The phenomenal concept is the idea of the mind as a conscious experience, and the mental
state being a consciously experienced mental state. The psychological concept that the
mind is simply the causal state for observed behavior. He believes the phenomenal concept
is the “hard question” because it is observable, but does not make as much intuitive sense
as the psychological concept.

2. Given what Dennett says about Joycean machines in Chapter 9 of Consciousness


Explained, what do you think he would say about Chalmers' distinction? From what you've
read, what would Chalmers say to Dennett?

Dennett would likely say that Chalmers is making a single question two questions for no
reason, and Chalmers would say that Dennett has only answered the easy question of
consciousness.

3. Chalmers thinks that everyday mental concepts can be understood in part by whether the
phenomenal aspect plays a key role in understanding that concept or a minimal role. Name
one mental concept where the phenomenal plays a major role, and one that plays a
minimal role, and explain the difference and why it makes sense using your examples.

A concept that requires phenomenology to understand is pain. You can describe it in an


academic sense, but to really understand what it is you need to experience it firsthand. At
the other end of the scale is math, a concept requiring almost no phenomenology to
understand, as it has no feel, it is just a set of rules.

4. Chalmers defines supervenience using this definition:

B-properties supervene on A-properties if no two possible situations are identical with respect to
their A-properties while differing in their B-properties.

4a. Explain what that means in general.

Supervening means that one set of facts can determine another set of facts, such as the numbers
being added together determining the sum.

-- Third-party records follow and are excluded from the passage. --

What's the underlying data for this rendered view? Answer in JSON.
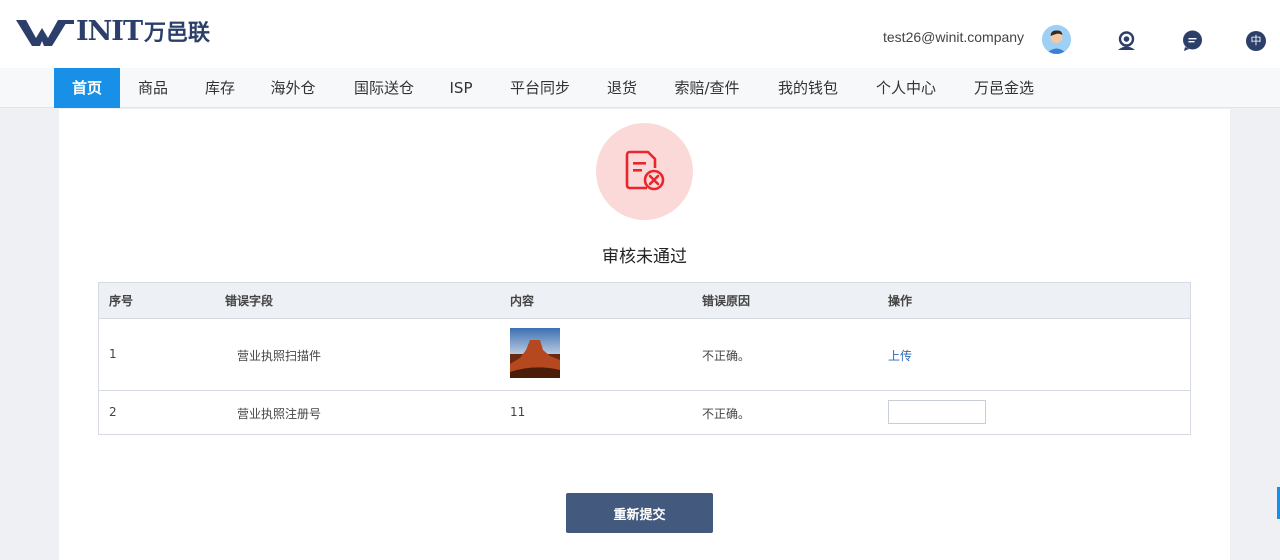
{
  "header": {
    "logo_text": "INIT",
    "logo_cn": "万邑联",
    "user_email": "test26@winit.company",
    "lang_label": "中",
    "icons": [
      "avatar",
      "customer-service-icon",
      "message-icon",
      "language-icon"
    ]
  },
  "nav": {
    "items": [
      {
        "label": "首页",
        "active": true
      },
      {
        "label": "商品"
      },
      {
        "label": "库存"
      },
      {
        "label": "海外仓"
      },
      {
        "label": "国际送仓"
      },
      {
        "label": "ISP"
      },
      {
        "label": "平台同步"
      },
      {
        "label": "退货"
      },
      {
        "label": "索赔/查件"
      },
      {
        "label": "我的钱包"
      },
      {
        "label": "个人中心"
      },
      {
        "label": "万邑金选"
      }
    ]
  },
  "status": {
    "text": "审核未通过",
    "icon": "document-reject-icon",
    "color": "#e8262b",
    "bg_color": "#fcd9d9"
  },
  "table": {
    "headers": [
      "序号",
      "错误字段",
      "内容",
      "错误原因",
      "操作"
    ],
    "rows": [
      {
        "index": "1",
        "field": "营业执照扫描件",
        "content_type": "image",
        "reason": "不正确。",
        "action": "上传"
      },
      {
        "index": "2",
        "field": "营业执照注册号",
        "content": "11",
        "reason": "不正确。",
        "input_value": ""
      }
    ]
  },
  "resubmit_label": "重新提交",
  "colors": {
    "accent": "#1890e8",
    "brand": "#2b3f6a",
    "button": "#44597e",
    "link": "#2e6bb5"
  }
}
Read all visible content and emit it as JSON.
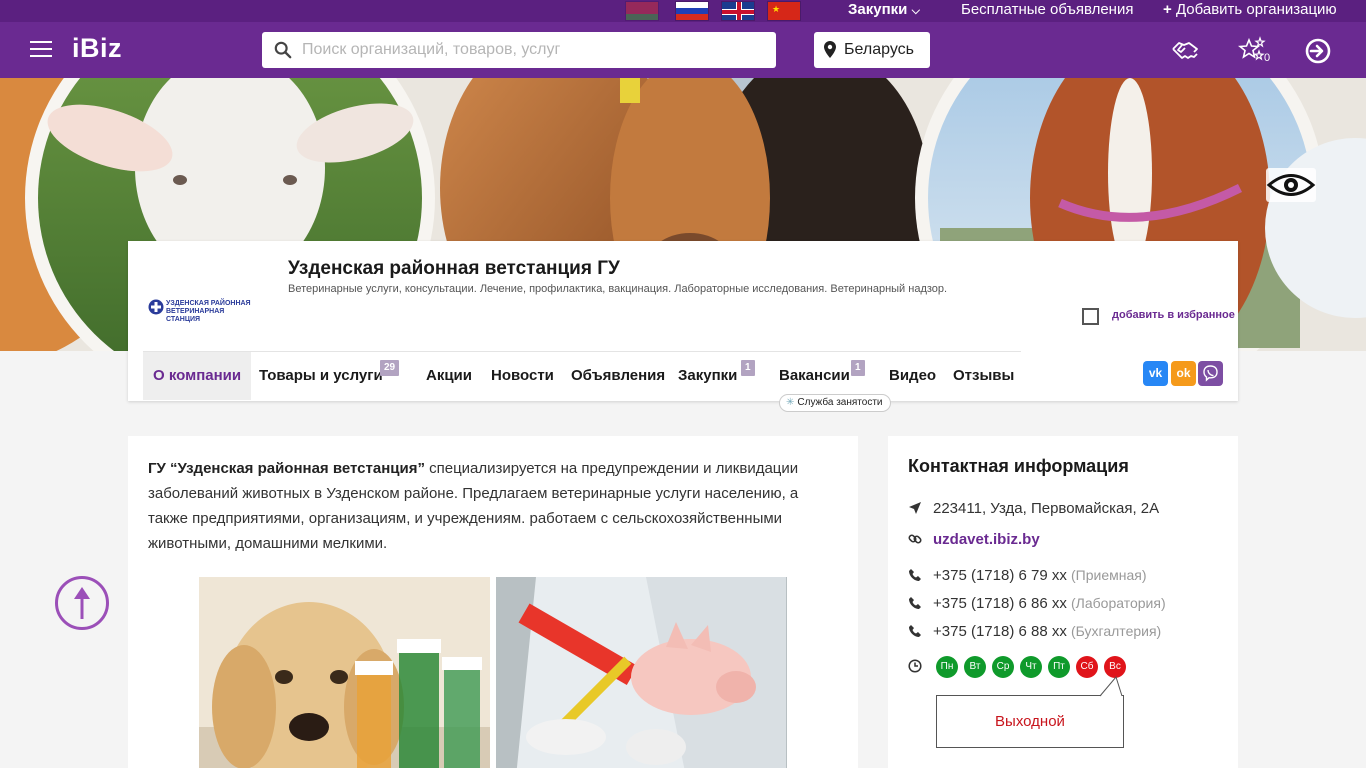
{
  "topbar": {
    "purchases": "Закупки",
    "free_ads": "Бесплатные объявления",
    "add_org": "Добавить организацию"
  },
  "header": {
    "logo": "iBiz",
    "search_placeholder": "Поиск организаций, товаров, услуг",
    "region": "Беларусь",
    "favorites_count": "0"
  },
  "company": {
    "logo_line1": "УЗДЕНСКАЯ РАЙОННАЯ",
    "logo_line2": "ВЕТЕРИНАРНАЯ СТАНЦИЯ",
    "title": "Узденская районная ветстанция ГУ",
    "description": "Ветеринарные услуги, консультации. Лечение, профилактика, вакцинация. Лабораторные исследования. Ветеринарный надзор.",
    "add_favorite": "добавить в избранное"
  },
  "tabs": [
    {
      "label": "О компании"
    },
    {
      "label": "Товары и услуги",
      "badge": "29"
    },
    {
      "label": "Акции"
    },
    {
      "label": "Новости"
    },
    {
      "label": "Объявления"
    },
    {
      "label": "Закупки",
      "badge": "1"
    },
    {
      "label": "Вакансии",
      "badge": "1"
    },
    {
      "label": "Видео"
    },
    {
      "label": "Отзывы"
    }
  ],
  "employment_tooltip": "Служба занятости",
  "social": {
    "vk": "vk",
    "ok": "ok",
    "viber": "viber"
  },
  "about": {
    "lead": "ГУ “Узденская районная ветстанция”",
    "text": " специализируется на предупреждении и ликвидации заболеваний животных в Узденском районе. Предлагаем ветеринарные услуги населению, а также предприятиями, организациям, и учреждениям. работаем с сельскохозяйственными животными, домашними мелкими."
  },
  "contacts": {
    "title": "Контактная информация",
    "address": "223411, Узда, Первомайская, 2А",
    "site": "uzdavet.ibiz.by",
    "phones": [
      {
        "number": "+375 (1718) 6 79 xx",
        "note": "(Приемная)"
      },
      {
        "number": "+375 (1718) 6 86 xx",
        "note": "(Лаборатория)"
      },
      {
        "number": "+375 (1718) 6 88 xx",
        "note": "(Бухгалтерия)"
      }
    ],
    "days": [
      {
        "label": "Пн",
        "status": "work"
      },
      {
        "label": "Вт",
        "status": "work"
      },
      {
        "label": "Ср",
        "status": "work"
      },
      {
        "label": "Чт",
        "status": "work"
      },
      {
        "label": "Пт",
        "status": "work"
      },
      {
        "label": "Сб",
        "status": "off"
      },
      {
        "label": "Вс",
        "status": "off"
      }
    ],
    "day_off": "Выходной"
  },
  "colors": {
    "brand": "#6a2a91",
    "workday": "#0f9a2b",
    "dayoff": "#e0141a"
  }
}
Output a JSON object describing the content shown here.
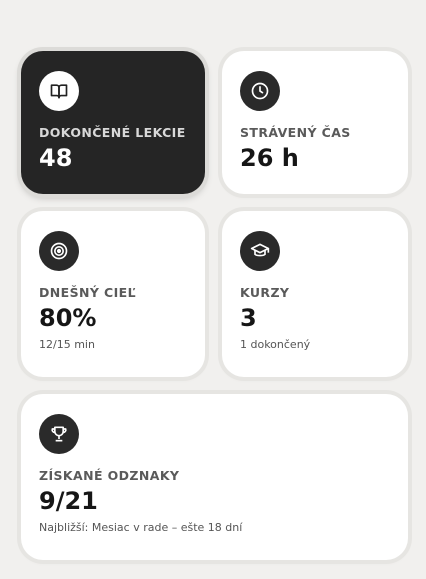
{
  "cards": [
    {
      "icon": "book-icon",
      "label": "DOKONČENÉ LEKCIE",
      "value": "48",
      "sub": ""
    },
    {
      "icon": "clock-icon",
      "label": "STRÁVENÝ ČAS",
      "value": "26 h",
      "sub": ""
    },
    {
      "icon": "target-icon",
      "label": "DNEŠNÝ CIEĽ",
      "value": "80%",
      "sub": "12/15 min"
    },
    {
      "icon": "graduation-cap-icon",
      "label": "KURZY",
      "value": "3",
      "sub": "1 dokončený"
    },
    {
      "icon": "trophy-icon",
      "label": "ZÍSKANÉ ODZNAKY",
      "value": "9/21",
      "sub": "Najbližší: Mesiac v rade – ešte 18 dní"
    }
  ],
  "colors": {
    "dark_card": "#252525",
    "card": "#ffffff",
    "background": "#f1f0ee",
    "icon_bg": "#2a2a2a"
  }
}
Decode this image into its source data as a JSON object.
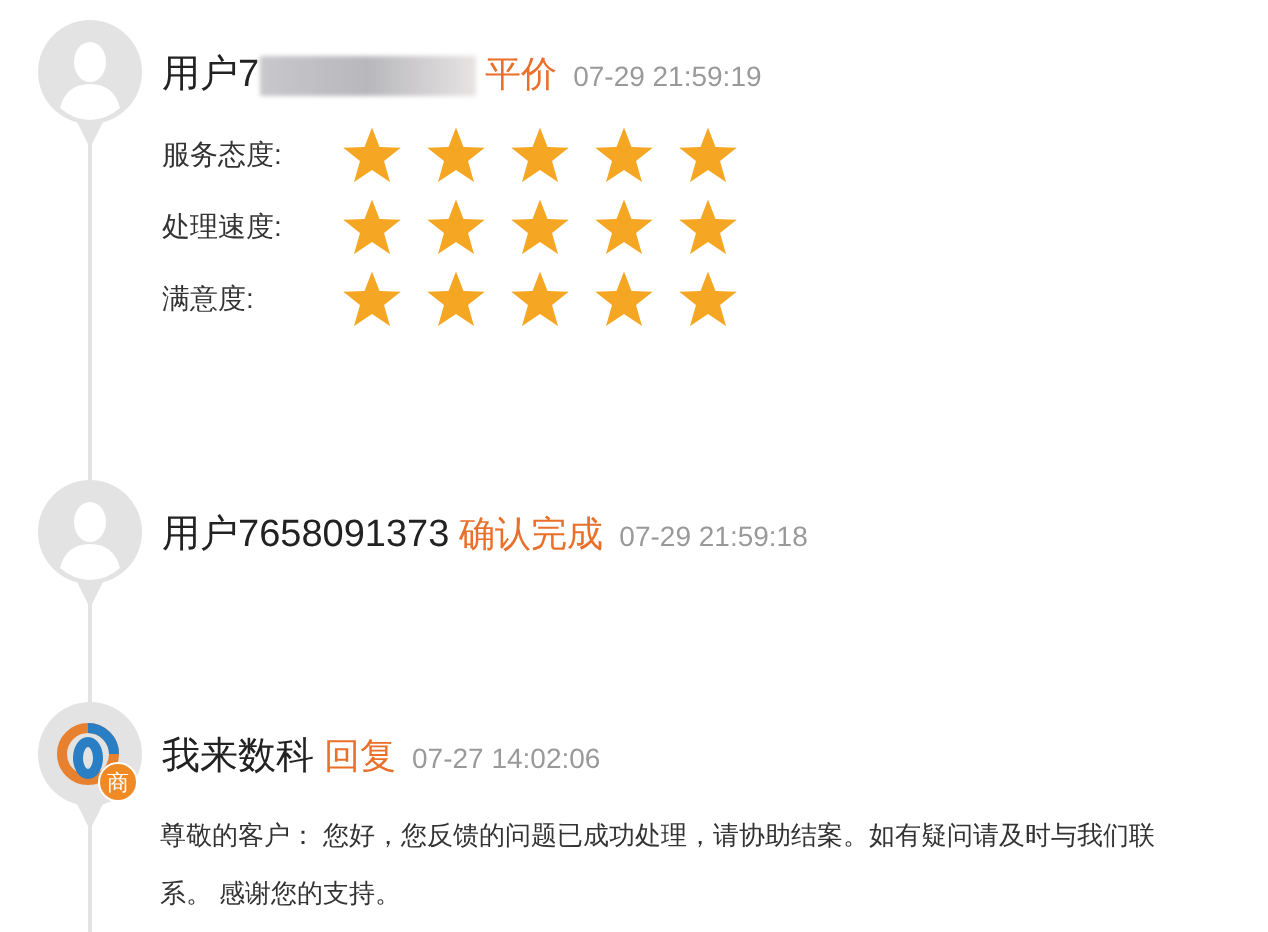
{
  "entries": [
    {
      "kind": "rating",
      "user": "用户7",
      "redacted": true,
      "action": "平价",
      "time": "07-29 21:59:19",
      "ratings": [
        {
          "label": "服务态度:",
          "stars": 5
        },
        {
          "label": "处理速度:",
          "stars": 5
        },
        {
          "label": "满意度:",
          "stars": 5
        }
      ]
    },
    {
      "kind": "plain",
      "user": "用户7658091373",
      "redacted": false,
      "action": "确认完成",
      "time": "07-29 21:59:18"
    },
    {
      "kind": "reply",
      "badge": "商",
      "user": "我来数科",
      "redacted": false,
      "action": "回复",
      "time": "07-27 14:02:06",
      "message": "尊敬的客户： 您好，您反馈的问题已成功处理，请协助结案。如有疑问请及时与我们联系。 感谢您的支持。"
    }
  ]
}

4b. Explain what that means using local supervenience

Local supervenience is supervenience that is reliant on context outside of the object itself. The
example given that while a replica of the Mona Lisa may be identical, they are not worth the same
amount due to historical context.

4c. Explain what that means using global supervenience


Global supervenience is supervenience that holds everywhere and in all contexts. There is no
situation possible where 2+2 does not equal 4.

4d. Explain what that means using logical supervenience

B- properties supervine logically on A- properties. For example, there cannot be a female bull in
any conceptual situation, because Bulls are, by definition, male.

4e. Explain what that means using natural supervenience

A situation has natural supervenience when B – properties naturally supervine on A – properties,


there can be no situation where two identical volumes of water in an identical situation at identical
temperatures can be in different phases of matter, for example.

4. What is a reductive explanation? How does it work?

A reductive explanation is an explanation that resolves difficult questions by pulling them


apart into smaller, more easily defined concepts that give rise to the greater concept. For
instance, heat is explained by reducing heat into kinetic energy carried by molecules in the
air.

5. What is the relationship between supervenience and reduction? If X is reductively


explainable in terms of Y, does that imply that X stands in a certain relationship of
supervenience to Y? Explain.

To explain something reductively, you are operating on an assumption that the things you
are reducing the problem to are supervining on the outcome. To go back to a simple math
example, 1+1=2, and so 2 is reducible as a function of 1. If you modified the ones in the
original problem, the answer would not be 2.